Luckily for me, I had my own business (a preplanned decision) so I could be flexible on when I worked and how much I needed a sitter. Then as Zack grew, I increased the time that he was at the sitter --providing a nice balance between time spent with me and time spent away -- gaining his own independence and social skills with other kids.

Parents need to be conscious of the type of person they want to help raise their child. I was lucky to find a mother of six children, who had four of her kids in school most of the day; leaving the other two at home to play with Zack. I felt confident that with all her experience, if something came up, she would be able to handle it.

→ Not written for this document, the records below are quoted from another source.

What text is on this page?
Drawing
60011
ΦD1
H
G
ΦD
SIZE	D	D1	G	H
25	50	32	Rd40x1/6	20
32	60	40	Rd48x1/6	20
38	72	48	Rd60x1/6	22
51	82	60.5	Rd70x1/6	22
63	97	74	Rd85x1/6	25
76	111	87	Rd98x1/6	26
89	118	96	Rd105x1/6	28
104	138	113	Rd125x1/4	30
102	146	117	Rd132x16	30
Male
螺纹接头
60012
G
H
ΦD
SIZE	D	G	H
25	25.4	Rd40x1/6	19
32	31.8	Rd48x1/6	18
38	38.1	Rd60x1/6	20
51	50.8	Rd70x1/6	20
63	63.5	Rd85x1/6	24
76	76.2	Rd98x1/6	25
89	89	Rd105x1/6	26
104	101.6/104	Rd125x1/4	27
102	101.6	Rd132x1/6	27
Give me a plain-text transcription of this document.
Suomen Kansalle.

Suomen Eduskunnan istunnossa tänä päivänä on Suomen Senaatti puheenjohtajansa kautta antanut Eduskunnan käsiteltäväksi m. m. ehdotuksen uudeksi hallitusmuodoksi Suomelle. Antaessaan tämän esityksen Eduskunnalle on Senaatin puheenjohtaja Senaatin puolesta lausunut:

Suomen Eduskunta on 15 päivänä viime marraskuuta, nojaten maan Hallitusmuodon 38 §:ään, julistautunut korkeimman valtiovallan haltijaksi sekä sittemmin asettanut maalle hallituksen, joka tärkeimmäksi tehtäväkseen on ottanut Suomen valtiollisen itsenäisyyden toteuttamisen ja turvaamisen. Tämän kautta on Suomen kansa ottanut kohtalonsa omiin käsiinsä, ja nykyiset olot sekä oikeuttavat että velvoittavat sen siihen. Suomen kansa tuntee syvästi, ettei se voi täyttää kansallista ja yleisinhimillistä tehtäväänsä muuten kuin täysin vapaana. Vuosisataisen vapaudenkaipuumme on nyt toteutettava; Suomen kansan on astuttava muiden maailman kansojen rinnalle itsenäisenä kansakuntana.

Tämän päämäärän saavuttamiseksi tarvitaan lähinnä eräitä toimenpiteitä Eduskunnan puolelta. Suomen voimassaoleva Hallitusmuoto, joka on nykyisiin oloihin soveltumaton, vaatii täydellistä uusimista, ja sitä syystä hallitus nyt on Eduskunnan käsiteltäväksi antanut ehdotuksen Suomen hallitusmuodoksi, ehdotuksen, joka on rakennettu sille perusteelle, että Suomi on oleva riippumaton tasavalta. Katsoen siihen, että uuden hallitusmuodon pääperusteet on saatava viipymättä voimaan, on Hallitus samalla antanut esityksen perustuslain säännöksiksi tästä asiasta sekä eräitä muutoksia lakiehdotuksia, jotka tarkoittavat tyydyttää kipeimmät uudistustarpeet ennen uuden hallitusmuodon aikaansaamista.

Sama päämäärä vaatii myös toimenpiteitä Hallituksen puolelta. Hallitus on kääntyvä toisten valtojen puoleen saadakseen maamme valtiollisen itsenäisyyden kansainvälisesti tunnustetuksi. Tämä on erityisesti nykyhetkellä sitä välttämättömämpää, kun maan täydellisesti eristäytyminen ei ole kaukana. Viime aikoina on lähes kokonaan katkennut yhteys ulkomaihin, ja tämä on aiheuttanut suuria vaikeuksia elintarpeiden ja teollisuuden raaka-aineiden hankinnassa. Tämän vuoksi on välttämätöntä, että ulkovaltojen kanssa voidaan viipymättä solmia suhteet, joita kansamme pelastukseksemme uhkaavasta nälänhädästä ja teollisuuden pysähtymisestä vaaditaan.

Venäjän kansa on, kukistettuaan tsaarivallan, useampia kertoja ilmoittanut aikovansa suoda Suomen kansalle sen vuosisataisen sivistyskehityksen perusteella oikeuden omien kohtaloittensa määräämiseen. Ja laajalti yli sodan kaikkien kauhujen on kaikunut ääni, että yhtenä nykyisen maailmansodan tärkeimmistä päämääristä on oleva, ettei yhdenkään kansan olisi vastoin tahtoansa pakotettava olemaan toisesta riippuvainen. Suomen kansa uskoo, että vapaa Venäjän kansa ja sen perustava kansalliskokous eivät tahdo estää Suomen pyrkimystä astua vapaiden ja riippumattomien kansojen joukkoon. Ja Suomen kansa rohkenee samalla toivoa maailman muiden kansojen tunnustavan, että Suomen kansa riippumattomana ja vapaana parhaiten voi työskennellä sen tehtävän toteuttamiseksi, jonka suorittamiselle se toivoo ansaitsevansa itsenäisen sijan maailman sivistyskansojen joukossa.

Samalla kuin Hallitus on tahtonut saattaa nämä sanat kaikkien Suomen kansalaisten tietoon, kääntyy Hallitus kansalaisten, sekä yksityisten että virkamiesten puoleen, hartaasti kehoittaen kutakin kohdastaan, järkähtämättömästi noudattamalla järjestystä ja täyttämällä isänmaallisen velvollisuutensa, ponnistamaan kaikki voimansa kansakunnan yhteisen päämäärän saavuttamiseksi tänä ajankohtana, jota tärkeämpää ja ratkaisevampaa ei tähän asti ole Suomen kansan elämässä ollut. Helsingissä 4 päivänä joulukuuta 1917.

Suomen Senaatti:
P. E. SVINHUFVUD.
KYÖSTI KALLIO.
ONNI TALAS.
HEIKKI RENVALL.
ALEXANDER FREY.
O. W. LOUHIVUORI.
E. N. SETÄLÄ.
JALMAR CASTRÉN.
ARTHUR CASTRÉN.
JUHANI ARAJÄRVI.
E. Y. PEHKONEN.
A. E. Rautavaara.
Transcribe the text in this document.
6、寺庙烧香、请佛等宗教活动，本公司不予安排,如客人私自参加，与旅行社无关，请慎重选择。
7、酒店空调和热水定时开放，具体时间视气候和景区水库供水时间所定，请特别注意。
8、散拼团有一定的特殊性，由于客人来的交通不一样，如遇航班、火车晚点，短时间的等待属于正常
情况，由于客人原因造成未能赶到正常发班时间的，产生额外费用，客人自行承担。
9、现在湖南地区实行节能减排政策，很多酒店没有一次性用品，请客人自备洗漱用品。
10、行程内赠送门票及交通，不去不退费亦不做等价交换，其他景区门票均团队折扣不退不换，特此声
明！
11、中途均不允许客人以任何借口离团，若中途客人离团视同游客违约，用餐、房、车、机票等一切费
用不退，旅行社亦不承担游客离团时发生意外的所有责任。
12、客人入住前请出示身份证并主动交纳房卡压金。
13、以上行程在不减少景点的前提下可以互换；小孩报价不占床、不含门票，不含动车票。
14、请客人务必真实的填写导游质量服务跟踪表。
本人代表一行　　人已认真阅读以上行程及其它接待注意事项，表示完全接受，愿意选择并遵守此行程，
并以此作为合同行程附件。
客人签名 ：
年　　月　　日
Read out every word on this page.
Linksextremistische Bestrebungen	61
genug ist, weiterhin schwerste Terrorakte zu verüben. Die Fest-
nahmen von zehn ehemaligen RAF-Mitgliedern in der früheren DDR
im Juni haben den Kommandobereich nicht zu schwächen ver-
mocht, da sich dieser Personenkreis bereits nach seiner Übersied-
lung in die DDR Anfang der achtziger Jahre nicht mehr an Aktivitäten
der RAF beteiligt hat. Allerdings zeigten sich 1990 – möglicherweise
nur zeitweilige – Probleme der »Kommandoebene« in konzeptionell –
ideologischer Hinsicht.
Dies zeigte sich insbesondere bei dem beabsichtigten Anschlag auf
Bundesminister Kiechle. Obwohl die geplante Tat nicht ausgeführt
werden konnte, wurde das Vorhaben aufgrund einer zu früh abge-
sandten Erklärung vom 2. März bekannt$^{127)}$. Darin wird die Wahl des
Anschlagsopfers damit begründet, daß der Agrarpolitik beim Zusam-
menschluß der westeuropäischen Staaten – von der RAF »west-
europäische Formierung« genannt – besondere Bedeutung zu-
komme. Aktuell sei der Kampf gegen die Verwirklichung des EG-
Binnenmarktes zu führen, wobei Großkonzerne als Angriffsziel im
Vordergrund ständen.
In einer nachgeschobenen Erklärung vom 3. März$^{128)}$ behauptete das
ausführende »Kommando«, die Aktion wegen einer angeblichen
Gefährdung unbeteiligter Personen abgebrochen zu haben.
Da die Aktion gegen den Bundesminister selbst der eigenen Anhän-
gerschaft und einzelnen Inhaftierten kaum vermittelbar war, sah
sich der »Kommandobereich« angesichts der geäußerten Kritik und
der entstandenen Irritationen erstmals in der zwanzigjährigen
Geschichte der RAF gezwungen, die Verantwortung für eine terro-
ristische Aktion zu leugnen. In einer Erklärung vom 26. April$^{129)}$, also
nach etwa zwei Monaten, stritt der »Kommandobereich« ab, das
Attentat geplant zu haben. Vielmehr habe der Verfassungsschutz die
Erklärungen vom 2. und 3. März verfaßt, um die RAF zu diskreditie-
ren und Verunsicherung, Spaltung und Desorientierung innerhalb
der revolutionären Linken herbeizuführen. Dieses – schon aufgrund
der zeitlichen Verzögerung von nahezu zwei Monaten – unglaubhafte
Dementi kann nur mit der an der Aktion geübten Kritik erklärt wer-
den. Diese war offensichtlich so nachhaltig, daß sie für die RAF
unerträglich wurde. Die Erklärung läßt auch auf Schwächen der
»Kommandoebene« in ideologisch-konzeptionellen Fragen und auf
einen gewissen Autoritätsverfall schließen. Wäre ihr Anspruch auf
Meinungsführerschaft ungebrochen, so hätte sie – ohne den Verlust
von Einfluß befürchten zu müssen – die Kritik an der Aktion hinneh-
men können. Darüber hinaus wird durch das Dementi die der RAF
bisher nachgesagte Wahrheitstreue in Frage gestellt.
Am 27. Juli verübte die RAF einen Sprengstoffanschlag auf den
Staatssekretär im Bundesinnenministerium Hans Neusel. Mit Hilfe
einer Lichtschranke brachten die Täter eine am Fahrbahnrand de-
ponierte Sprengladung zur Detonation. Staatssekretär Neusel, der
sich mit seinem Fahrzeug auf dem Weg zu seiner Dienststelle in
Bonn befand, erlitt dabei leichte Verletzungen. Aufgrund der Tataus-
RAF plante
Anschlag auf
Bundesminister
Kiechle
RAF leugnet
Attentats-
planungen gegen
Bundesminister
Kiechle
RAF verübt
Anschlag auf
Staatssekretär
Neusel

I also saw how patient and loving she was with her children, and I knew that my son would thrive in that environment. She also has strong christian values and does not subscribe to cable tv in her house. So her children are not glued in front of the television -- they are busy playing with each other and involved in various activities.

Zack also became very close to my sitters two younger children, and by having other kids to play with he was able to socialize and develop his communication skills on a daily basis.

I am very fortunate to have her and her family in Zack's life and especially to provide that peace of mind for me when I am working!

What type of environment do you want your child to grow up in while you are away working?